Plus noir que Lovecraft, proche de Ligotti, le texte est annonciateur d'un avenir qui glace d'effroi. Il fallait bien qu'un jour les cultistes arrivent à leur fin et que l'humanité subissent tout le  poids d'une rencontre avec l'horreur cosmique.

Alix E. Harrow propose, avec Guide sorcier de l’évasion : atlas pratique des contrées réelles et imaginaires, une déclaration d'amour aux livres et à leur pouvoir quasi-magique de permettre l'évasion, de mettre le monde à portée, et  d'aider à se définir (le pouvoir des mots de Maïakovski). C'est aussi un cri d'amour lancé aux bibliothèques qui mettent les livres à la portée de tous et aux merveilleuses bibliothécaires qui, telles des marieuses juives, trouvent le livre qui donnera un sens à la vie de l'emprunteur. Merci aux bibliothécaires (de la part de quelqu'un qui a fait sa première bibliothèque de FNA en chourant à la biblio - stop ! il y a prescription).
Un texte qui parle du pouvoir des livres, de l'amitié qu'on peut éprouver pour eux, et qui rappellera sans doute le Morwenna de Jo Walton (Prix Hugo, comme l'est ce texte-ci, et pour les mêmes raisons).

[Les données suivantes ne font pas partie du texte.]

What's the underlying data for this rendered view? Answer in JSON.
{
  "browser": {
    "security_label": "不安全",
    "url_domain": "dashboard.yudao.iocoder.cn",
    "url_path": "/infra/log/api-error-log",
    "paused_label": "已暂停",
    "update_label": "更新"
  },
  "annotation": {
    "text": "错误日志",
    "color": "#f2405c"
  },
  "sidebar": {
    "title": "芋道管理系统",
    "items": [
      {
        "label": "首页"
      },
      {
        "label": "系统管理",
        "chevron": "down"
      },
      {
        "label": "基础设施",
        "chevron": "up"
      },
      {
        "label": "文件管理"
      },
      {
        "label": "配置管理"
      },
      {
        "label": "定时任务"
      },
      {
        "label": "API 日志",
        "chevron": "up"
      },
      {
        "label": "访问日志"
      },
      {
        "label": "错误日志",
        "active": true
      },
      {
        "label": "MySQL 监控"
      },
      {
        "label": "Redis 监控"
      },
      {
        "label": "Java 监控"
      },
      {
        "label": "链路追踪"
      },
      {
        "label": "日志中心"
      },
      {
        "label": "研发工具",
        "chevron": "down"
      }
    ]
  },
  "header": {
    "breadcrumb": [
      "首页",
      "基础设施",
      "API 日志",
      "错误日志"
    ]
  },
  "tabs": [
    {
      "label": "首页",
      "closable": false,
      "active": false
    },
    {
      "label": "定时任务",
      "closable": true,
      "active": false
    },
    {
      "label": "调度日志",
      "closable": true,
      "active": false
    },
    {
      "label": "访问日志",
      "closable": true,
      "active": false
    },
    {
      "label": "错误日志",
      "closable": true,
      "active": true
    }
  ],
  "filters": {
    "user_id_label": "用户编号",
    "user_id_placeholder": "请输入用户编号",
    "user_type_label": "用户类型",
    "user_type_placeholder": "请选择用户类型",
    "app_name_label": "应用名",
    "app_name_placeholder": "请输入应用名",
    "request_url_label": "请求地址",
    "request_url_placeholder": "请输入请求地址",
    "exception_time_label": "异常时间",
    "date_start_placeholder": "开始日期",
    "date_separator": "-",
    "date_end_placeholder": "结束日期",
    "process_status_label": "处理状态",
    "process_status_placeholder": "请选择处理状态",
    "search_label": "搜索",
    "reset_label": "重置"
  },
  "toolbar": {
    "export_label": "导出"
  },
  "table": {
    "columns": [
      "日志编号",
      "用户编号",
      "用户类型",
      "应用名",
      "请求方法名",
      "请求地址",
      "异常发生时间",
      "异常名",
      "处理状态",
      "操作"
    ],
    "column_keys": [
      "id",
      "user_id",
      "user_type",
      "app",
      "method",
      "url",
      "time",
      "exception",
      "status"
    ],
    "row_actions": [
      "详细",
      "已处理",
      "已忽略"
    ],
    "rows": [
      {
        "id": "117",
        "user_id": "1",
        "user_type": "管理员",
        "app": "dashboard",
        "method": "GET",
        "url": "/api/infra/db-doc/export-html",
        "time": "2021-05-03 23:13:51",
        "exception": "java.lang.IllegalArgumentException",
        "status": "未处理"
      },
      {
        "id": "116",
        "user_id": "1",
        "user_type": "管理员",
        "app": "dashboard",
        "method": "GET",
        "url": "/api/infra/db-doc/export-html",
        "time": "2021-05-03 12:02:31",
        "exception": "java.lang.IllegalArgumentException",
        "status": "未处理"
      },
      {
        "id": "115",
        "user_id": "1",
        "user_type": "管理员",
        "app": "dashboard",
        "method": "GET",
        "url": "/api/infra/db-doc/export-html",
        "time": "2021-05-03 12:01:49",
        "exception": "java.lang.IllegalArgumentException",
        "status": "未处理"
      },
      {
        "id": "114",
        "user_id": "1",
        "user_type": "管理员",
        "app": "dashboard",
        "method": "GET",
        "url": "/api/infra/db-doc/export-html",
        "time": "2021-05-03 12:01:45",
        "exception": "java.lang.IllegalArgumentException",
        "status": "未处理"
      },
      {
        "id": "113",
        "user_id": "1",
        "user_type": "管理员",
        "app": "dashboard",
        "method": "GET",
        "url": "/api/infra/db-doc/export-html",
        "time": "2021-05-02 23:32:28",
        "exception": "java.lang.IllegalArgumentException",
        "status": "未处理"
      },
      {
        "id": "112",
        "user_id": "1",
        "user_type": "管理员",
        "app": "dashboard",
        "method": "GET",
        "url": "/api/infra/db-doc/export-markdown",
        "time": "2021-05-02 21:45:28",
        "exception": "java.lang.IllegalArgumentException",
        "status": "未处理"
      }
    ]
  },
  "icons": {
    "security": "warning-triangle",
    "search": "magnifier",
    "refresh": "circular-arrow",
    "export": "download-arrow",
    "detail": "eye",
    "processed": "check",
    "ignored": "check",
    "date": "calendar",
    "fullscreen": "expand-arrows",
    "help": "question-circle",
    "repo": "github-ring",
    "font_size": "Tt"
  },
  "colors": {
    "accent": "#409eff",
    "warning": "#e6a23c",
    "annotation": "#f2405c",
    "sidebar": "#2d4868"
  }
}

L. L. Kloetzer offre, avec Ourobouros, une nouvelle trépidante dans le monde de Anamnèse de Lady Star. Il nous donne à voir Celephaïs, un habitat spatial. Géographie, technologie, organisation et dissension sociales, jeux de pouvoir et intrigues politiques. Tout y est, tout ceci sans avoir l'air d'y toucher, à travers une course contre ghost dont on sort ébouriffé tant on en ressent la vitesse. De la belle ouvrage.
Un monde, jusqu'ici seulement entr'aperçu, dans lequel se déploiera peut-être un jour un nouveau récit. Espérons-le.

Et enfin, le choc. Par les visages, d'Olivier Caruso, est une nouvelle science-fictive. On y voit une maladie inédite et dévastatrice se déployer dans Paris alors que la sœur jumelle de l'héroïne tourne dans l'ISS. Pendant qu'en bas tout s'effondre rapidement, en haut on fait une découverte stupéfiante.
D'une situation normale, et presque jacksonienne, Caruso fait basculer son monde dans un merdier rigolard et délirant qui rappelle les meilleures pages de Vian avant de montrer que la rigolade est finie et de lorgner vers Vandermeer ou Kiernan. Le texte, par sa progression maîtrisée, par l'inexorable montée aux extrêmes qui rencontre puis dépasse la phase de déni jusqu'à la laisser si loin derrière qu'elle pourrait n'avoir jamais existé, est véritablement bluffant.
Il est question d'une novella à suivre. YES !
PS : Un texte où on envoie chier le Spritz ne peut pas être foncièrement mauvais.